I'm going to try kNN classification on a dataset containing, among other features, the one called "time of day". In the context of the application, Monday 23:58 is just as close to Tuesday 00:02 as is Friday 00:04. It's the angle of the hour hand on clock's face that matters. If not that one circular feature, Euclidean distance would do.
So far I'm aware of class::knn()
and caret::knn3()
. However, I don't see a way to supply my own customized distance metric to them, or even a pre-calculated distance matrix. Do you know a way of doing this?
A possible alternative would be an extra step in data preparation, namely to replace the circular feature with two linear (an angle θ becomes a point (cosθ,sinθ) ) or to replicate data points in training set accross the 00:00 boundary causing the boundary to vanish: https://stats.stackexchange.com/questions/51908/nearest-neighbor-algorithm-for-circular-dimensions However, I'd prefer avoiding both replacing one dimension by two and creating copies of data points, if ever possible.

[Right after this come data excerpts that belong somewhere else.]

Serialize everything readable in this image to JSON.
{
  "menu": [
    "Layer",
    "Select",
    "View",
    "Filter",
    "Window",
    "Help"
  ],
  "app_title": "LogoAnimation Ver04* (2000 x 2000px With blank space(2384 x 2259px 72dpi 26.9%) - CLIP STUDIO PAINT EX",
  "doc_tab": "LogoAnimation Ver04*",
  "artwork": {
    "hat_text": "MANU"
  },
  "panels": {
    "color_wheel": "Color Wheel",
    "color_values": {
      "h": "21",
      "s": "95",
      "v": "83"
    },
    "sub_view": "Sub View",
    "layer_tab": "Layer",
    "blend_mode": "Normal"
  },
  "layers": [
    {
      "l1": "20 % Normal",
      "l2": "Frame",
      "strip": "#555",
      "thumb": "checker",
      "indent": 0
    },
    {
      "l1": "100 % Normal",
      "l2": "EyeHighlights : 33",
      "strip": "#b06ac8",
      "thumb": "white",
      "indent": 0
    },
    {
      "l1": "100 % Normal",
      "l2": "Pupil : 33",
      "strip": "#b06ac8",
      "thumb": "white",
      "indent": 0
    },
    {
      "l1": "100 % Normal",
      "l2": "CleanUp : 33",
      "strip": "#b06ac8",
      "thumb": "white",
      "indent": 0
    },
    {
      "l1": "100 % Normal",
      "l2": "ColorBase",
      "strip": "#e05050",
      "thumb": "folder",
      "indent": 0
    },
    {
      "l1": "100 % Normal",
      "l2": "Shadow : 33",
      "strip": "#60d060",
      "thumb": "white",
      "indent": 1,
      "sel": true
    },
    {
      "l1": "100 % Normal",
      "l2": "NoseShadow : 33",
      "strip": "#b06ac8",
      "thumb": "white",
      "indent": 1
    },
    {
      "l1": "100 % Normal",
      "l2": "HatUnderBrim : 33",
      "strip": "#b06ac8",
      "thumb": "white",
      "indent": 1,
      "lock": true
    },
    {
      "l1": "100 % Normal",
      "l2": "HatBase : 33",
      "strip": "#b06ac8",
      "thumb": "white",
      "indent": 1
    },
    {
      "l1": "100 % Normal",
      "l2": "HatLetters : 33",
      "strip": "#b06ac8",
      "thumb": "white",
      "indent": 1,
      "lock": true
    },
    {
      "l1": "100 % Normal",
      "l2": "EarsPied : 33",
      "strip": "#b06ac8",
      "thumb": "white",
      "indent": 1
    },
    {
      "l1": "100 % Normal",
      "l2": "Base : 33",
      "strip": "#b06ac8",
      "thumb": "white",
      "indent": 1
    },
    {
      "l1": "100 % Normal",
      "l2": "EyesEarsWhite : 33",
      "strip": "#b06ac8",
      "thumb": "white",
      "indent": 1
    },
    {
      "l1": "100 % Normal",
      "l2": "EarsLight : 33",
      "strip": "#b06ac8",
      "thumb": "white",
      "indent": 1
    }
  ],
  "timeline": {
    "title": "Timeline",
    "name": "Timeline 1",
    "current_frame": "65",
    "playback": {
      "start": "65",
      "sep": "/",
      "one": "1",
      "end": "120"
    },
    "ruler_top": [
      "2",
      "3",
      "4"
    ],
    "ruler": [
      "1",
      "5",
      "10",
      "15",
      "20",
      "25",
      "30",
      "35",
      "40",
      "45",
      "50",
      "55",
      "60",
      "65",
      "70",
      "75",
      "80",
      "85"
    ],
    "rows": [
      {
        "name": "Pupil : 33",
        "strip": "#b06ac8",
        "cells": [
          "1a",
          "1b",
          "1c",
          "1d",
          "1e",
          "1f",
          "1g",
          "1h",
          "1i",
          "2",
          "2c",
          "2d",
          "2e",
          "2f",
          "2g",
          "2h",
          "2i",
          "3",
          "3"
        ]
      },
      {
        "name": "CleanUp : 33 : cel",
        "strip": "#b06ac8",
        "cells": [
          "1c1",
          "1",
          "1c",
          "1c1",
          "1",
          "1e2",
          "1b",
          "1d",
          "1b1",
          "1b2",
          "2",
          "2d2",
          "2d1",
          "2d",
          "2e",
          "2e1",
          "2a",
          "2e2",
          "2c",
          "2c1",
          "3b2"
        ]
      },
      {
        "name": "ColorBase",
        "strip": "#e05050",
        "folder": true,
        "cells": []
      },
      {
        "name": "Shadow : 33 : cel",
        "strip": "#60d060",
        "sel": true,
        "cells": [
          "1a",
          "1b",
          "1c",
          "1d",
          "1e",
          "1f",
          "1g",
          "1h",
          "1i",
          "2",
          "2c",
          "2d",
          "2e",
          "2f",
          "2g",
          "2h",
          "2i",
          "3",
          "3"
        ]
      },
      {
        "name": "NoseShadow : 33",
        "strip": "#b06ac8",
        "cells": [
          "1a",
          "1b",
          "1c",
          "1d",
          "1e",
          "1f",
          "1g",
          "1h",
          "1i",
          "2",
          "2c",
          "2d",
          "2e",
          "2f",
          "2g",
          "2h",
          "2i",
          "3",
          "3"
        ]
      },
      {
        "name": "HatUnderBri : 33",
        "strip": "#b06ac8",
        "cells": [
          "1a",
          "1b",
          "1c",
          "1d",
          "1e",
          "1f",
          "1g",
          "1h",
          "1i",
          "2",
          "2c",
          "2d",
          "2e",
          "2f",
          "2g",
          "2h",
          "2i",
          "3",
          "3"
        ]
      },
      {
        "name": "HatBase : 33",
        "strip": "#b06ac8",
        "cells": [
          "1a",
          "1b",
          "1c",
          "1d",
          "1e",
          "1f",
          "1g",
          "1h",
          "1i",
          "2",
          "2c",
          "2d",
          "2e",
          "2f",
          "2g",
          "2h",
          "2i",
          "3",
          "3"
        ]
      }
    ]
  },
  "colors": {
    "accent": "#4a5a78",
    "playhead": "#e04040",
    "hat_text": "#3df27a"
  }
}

Another way would be to calculate the distance matrix myself and then implement kNN. This sounds very much like reinventing the wheel.
One more reason I'm looking for a way to plug in my own customized distance metric is the following. While the distance between Tuesday 15:01 o'clock to Wednesday 15:02 o'clock is 1 minute, Sunday 23:00 UTC (currency exchange market opening) is considered "far" from any other day's 23:00. Other special cases might appear, too.